À cette époque, je pensais que l'amour signifiait donner jusqu'à la dernière goutte de moi-même à quelqu'un d'autre, même si cela me vidait complètement. Je confondais l'intensité avec la stabilité. Je pensais que les feux d'artifice étaient obligatoires, et que si ce n'était pas intense, dramatique et légèrement chaotique, ça ne devait pas être réel. J'étais tellement concentrée sur le fait d'être choisie que je ne me suis jamais arrêtée pour poser la question la plus importante : est-ce que je voulais même la personne qui se tenait devant moi? Ou est-ce que j'étais simplement désespérée de me sentir désirée?

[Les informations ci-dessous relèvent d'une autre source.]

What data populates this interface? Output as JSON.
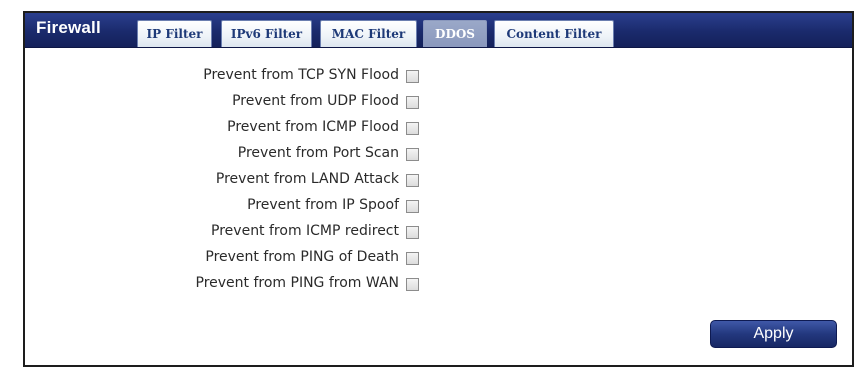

Maintenant que j'ai 20 ans, l'amour a l'air... différent. Meilleur. Vrai. Ce n'est plus une question de feux d'artifice constants; c'est de se sentir suffisamment en sécurité pour simplement être. C'est quelqu'un qui t'envoie un texto pour s'assurer que tu as pensé à prendre tes médicaments, qui t'apporte ta boisson préférée après un long rendez-vous, qui s'assoit à tes côtés quand tes articulations sont en poussée et que ta patience est mince.

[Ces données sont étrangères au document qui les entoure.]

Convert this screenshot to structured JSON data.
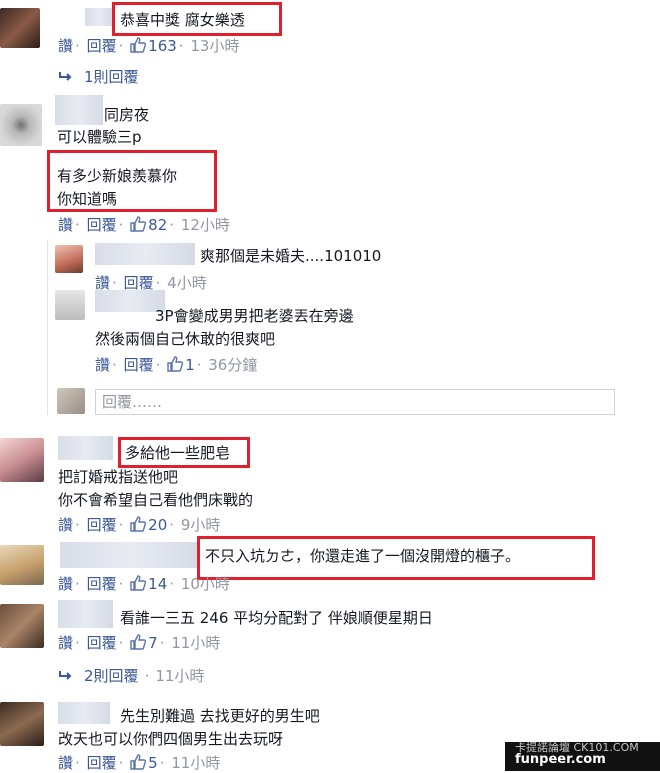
{
  "comments": [
    {
      "text1": "恭喜中獎 腐女樂透",
      "actions": {
        "like": "讚",
        "reply": "回覆",
        "likes": "163",
        "time": "13小時"
      }
    },
    {
      "more": "1則回覆"
    },
    {
      "text1": "同房夜",
      "text2": "可以體驗三p",
      "text3": "有多少新娘羨慕你",
      "text4": "你知道嗎",
      "actions": {
        "like": "讚",
        "reply": "回覆",
        "likes": "82",
        "time": "12小時"
      }
    },
    {
      "text1": "爽那個是未婚夫....101010",
      "actions": {
        "like": "讚",
        "reply": "回覆",
        "time": "4小時"
      }
    },
    {
      "text1": "3P會變成男男把老婆丟在旁邊",
      "text2": "然後兩個自己休敢的很爽吧",
      "actions": {
        "like": "讚",
        "reply": "回覆",
        "likes": "1",
        "time": "36分鐘"
      }
    },
    {
      "reply_placeholder": "回覆……"
    },
    {
      "text1": "多給他一些肥皂",
      "text2": "把訂婚戒指送他吧",
      "text3": "你不會希望自己看他們床戰的",
      "actions": {
        "like": "讚",
        "reply": "回覆",
        "likes": "20",
        "time": "9小時"
      }
    },
    {
      "text1": "不只入坑ㄉㄜ，你還走進了一個沒開燈的櫃子。",
      "actions": {
        "like": "讚",
        "reply": "回覆",
        "likes": "14",
        "time": "10小時"
      }
    },
    {
      "text1": "看誰一三五 246 平均分配對了 伴娘順便星期日",
      "actions": {
        "like": "讚",
        "reply": "回覆",
        "likes": "7",
        "time": "11小時"
      }
    },
    {
      "more": "2則回覆",
      "time": "11小時"
    },
    {
      "text1": "先生別難過 去找更好的男生吧",
      "text2": "改天也可以你們四個男生出去玩呀",
      "actions": {
        "like": "讚",
        "reply": "回覆",
        "likes": "5",
        "time": "11小時"
      }
    }
  ],
  "footer": {
    "site": "funpeer.com",
    "watermark": "卡提諾論壇 CK101.COM"
  },
  "colors": {
    "link": "#3b5998",
    "highlight_box": "#e0202e"
  }
}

Ce n'est pas juste des yeux en cœur et des papillons, c'est le réconfort, les rires, les petites vérifications, et grandir pour devenir la meilleure version de toi-même avec quelqu'un qui applaudit ton éclat, plutôt que d'essayer de le diminuer. Et voici la chose, je suis célibataire en ce moment et c'est correct, c'est plutôt magique parce que, pour la première fois, je ne suis pas assise ici à penser « S'il te plaît, choisis-moi. »
Je pense plutôt « J'ai hâte qu'on se choisisse mutuellement. » Je sais que ma personne est quelque part là-bas, quelqu'un qui voit la fille avec le coussin chauffant et le grand cœur tendre, et pense « C'est ma fille. » Quelqu'un qui ne sera pas effrayé par les mauvais jours ou par la façon dont j'ai parfois besoin d'un peu d'amour supplémentaire.
D'ici là, je construis une vie qui me fait du bien avec ou sans moitié. J'apprends à m'aimer d'une façon que mon moi de 16 ans ne pouvait même pas imaginer. J'embrasse les journées tranquilles, les rires spontanés, les cuisines en désordre, les matins somnolents et les aventures en solo, parce que l'amour n'est pas censé être la chose qui me sauve. Il est censé être la chose qui me célèbre. Sortir avec quelqu'un dans la vingtaine, c'est trouver quelqu'un qui fait battre ton cœur.
Sortir avec quelqu'un dans la vingtaine, c'est trouver quelqu'un qui fait reposer ton cœur, et honnêtement, c'est le genre d'histoire d'amour que j'ai hâte d'écrire.